How casually he tossed off half a million dollars. I was suddenly remembering the tons of pasta we ate because his fellowship money always ran out before the month did.
“Do you still have that book—
A Hundred Ways With Pasta?
”
“Is that another dig about my current living standards?”
“Not to mention current moral standards if you don’t see anything wrong with coercing someone to sell.”
He went into his Daniel Webster mode. “You don’t think your friend might have exaggerated?”
“Barbara Jean
can
go off half-cocked,” I conceded. “But not without something to light her fuse. She certainly didn’t dream up that thing about a boat ramp and storage next door to her ancestral home.”
“But accusing Linville of murdering a fisherman sounds like wishful thinking to me.”
First it was poor Linville and then it was Linville the bright and beautiful. “Just how long have you known this woman anyhow?” I asked nastily.
“Long enough to know she wouldn’t do something that vicious or stupid.”
“Coffee?” chirped our waitress.
I nodded; Lev said, “Cappuccino?”
“Sorry, sir.”
“Espresso, then.”
“I’m sorry sir, we just have regular and decaf.”
“Decaf then,” he said ungraciously; and when she’d brought it, he grumbled, “If this town hopes to keep tourists coming back, it’s going to have to get serious about its coffee.”
“If the whole world turns into Manhattan, how will you know when you’re on vacation?” I asked sweetly.
In a familiar gesture of exasperation, he ran his hand through his hair and wiry tufts stood up angrily.
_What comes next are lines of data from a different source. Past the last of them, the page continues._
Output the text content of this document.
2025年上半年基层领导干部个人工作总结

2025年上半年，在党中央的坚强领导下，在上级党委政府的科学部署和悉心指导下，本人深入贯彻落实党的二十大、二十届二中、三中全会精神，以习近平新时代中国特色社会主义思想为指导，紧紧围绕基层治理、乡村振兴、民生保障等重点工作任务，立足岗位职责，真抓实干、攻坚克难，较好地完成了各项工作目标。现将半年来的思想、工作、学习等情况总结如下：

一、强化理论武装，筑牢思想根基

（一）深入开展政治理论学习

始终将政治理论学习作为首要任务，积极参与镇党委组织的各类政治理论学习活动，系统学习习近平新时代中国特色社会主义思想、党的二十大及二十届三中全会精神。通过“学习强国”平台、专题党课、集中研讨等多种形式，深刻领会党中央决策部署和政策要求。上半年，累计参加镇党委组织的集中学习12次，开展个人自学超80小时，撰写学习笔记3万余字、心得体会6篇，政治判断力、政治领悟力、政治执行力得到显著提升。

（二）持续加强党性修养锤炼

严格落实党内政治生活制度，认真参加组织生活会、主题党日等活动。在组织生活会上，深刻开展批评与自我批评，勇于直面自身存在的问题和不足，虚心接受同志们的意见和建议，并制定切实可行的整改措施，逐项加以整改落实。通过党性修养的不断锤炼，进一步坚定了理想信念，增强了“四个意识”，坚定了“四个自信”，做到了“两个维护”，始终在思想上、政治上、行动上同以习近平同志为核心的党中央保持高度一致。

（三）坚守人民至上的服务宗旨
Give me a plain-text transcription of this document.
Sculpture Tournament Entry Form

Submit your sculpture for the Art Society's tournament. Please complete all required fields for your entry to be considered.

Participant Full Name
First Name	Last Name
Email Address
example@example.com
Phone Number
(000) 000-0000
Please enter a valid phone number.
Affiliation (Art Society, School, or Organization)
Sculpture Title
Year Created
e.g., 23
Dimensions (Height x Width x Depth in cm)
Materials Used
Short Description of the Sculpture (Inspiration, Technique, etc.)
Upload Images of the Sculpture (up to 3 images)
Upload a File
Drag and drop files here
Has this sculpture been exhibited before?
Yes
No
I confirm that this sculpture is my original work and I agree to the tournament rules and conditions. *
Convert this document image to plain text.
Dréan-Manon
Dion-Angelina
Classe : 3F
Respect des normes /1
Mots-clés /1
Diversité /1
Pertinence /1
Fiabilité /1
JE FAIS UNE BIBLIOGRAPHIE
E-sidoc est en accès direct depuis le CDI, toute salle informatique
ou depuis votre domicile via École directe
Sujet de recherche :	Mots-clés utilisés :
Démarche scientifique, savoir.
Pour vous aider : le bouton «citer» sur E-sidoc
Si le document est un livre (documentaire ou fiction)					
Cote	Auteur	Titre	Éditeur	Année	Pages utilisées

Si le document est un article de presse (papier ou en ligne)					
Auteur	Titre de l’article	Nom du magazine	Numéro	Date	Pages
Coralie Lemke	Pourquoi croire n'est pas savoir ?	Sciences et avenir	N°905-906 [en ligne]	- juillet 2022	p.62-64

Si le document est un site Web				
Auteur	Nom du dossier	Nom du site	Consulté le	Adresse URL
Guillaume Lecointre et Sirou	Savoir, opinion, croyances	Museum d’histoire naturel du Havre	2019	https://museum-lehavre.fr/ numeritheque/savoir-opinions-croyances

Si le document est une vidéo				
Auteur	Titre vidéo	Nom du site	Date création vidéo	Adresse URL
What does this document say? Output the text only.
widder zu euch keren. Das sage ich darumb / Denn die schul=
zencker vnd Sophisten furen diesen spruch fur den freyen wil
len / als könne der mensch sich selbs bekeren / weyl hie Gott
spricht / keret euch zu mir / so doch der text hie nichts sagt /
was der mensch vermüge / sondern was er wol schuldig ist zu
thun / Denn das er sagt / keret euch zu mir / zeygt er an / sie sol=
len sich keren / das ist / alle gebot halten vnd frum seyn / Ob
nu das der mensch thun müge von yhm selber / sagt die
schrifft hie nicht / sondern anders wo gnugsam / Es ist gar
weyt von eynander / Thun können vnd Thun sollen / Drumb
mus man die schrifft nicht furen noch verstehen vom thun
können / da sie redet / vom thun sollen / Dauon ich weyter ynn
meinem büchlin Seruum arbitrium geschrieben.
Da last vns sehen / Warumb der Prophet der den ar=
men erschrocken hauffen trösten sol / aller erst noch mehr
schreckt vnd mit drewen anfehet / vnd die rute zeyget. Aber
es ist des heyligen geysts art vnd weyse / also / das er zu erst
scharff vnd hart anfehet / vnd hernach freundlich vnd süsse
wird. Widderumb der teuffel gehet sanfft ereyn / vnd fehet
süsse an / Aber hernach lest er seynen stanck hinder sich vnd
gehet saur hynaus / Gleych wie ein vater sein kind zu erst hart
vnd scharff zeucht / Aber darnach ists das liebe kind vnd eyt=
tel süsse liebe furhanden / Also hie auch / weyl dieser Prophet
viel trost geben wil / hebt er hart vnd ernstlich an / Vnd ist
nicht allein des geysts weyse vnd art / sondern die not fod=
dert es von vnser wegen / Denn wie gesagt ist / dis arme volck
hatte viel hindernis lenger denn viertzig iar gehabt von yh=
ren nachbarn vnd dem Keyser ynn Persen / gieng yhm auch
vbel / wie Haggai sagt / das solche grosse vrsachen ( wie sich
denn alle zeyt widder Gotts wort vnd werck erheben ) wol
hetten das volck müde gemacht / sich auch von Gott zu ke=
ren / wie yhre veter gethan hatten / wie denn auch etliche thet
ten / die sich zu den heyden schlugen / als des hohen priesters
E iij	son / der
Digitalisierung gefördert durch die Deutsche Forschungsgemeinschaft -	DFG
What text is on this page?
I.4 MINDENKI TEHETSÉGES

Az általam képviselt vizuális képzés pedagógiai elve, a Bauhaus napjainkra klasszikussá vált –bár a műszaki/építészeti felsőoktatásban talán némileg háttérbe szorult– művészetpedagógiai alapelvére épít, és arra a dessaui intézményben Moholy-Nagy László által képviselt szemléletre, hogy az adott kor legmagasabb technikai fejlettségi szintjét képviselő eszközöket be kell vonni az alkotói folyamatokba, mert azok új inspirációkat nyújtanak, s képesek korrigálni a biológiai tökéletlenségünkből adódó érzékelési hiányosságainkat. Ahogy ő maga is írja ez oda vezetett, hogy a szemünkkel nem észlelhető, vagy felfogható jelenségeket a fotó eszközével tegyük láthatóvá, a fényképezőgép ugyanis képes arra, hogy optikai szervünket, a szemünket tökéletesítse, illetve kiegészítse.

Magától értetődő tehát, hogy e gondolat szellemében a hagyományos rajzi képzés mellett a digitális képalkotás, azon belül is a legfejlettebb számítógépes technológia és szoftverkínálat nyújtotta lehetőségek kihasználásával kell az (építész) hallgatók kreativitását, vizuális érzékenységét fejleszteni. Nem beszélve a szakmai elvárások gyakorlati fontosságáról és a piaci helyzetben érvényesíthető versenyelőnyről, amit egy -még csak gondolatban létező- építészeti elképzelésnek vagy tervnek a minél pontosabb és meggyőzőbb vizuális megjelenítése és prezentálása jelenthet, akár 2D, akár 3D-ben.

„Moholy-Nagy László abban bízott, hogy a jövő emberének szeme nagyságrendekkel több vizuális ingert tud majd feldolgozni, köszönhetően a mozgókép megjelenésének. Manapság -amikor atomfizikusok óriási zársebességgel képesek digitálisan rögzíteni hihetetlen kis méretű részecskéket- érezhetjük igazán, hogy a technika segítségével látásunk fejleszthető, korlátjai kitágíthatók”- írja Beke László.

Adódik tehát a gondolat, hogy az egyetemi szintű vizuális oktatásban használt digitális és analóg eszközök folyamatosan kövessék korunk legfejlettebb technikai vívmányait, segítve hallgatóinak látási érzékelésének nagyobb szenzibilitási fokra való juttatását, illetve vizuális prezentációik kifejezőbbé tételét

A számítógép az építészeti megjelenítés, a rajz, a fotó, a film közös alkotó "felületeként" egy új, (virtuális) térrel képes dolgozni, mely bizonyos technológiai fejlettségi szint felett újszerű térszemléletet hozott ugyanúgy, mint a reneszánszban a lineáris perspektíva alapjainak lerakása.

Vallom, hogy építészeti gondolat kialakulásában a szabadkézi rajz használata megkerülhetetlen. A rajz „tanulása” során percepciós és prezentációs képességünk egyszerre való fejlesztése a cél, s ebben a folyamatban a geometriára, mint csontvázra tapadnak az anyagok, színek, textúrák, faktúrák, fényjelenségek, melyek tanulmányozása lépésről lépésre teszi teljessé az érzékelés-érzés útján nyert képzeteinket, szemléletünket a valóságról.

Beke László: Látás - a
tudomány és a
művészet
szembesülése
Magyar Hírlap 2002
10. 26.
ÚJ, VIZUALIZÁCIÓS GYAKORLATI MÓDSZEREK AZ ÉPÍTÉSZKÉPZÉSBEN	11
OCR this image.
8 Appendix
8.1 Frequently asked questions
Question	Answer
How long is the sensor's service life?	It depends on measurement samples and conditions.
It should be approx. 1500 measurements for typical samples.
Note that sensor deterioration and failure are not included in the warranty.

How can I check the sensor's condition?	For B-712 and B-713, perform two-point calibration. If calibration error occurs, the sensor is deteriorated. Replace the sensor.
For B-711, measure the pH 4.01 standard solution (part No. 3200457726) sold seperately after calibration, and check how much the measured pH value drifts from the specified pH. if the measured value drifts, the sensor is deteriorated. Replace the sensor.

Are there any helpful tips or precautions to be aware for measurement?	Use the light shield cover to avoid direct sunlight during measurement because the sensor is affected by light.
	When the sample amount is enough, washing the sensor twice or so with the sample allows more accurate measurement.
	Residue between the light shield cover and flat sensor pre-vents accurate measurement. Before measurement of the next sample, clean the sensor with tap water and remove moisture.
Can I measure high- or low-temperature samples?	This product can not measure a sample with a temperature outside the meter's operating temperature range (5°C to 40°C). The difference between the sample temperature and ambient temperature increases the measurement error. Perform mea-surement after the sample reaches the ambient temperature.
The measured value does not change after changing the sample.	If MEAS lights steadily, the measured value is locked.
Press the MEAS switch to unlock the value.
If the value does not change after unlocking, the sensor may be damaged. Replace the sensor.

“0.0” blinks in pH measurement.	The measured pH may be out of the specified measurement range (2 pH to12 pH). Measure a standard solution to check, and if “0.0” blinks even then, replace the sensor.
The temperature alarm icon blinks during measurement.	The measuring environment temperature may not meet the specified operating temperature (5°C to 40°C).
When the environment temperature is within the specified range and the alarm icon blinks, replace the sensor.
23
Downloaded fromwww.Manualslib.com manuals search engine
Some things even a fifty-dollar haircut can’t change.
He saw my amusement, started to bristle and then suddenly smiled. “Why the hell are we talking about Linville Pope and Barbara Jean What’s-her-name and fishmeal factories when we should be talking about us? You know, I pictured a thousand times running into you again. I never expected to find you sitting on the bench in a little town on the Intracoastal Waterway.”
I was willing to play and smiled back at him over my coffee cup. “How
did
you imagine it?”
“That we were both back in New York on a visit and we bumped into each other over the cheese counter at Zabar’s or standing in line for
Cats
or—”
“Only in Manhattan?” I teased gently.
“Nothing brought me down to Raleigh and I couldn’t picture you in Boston. Were you?”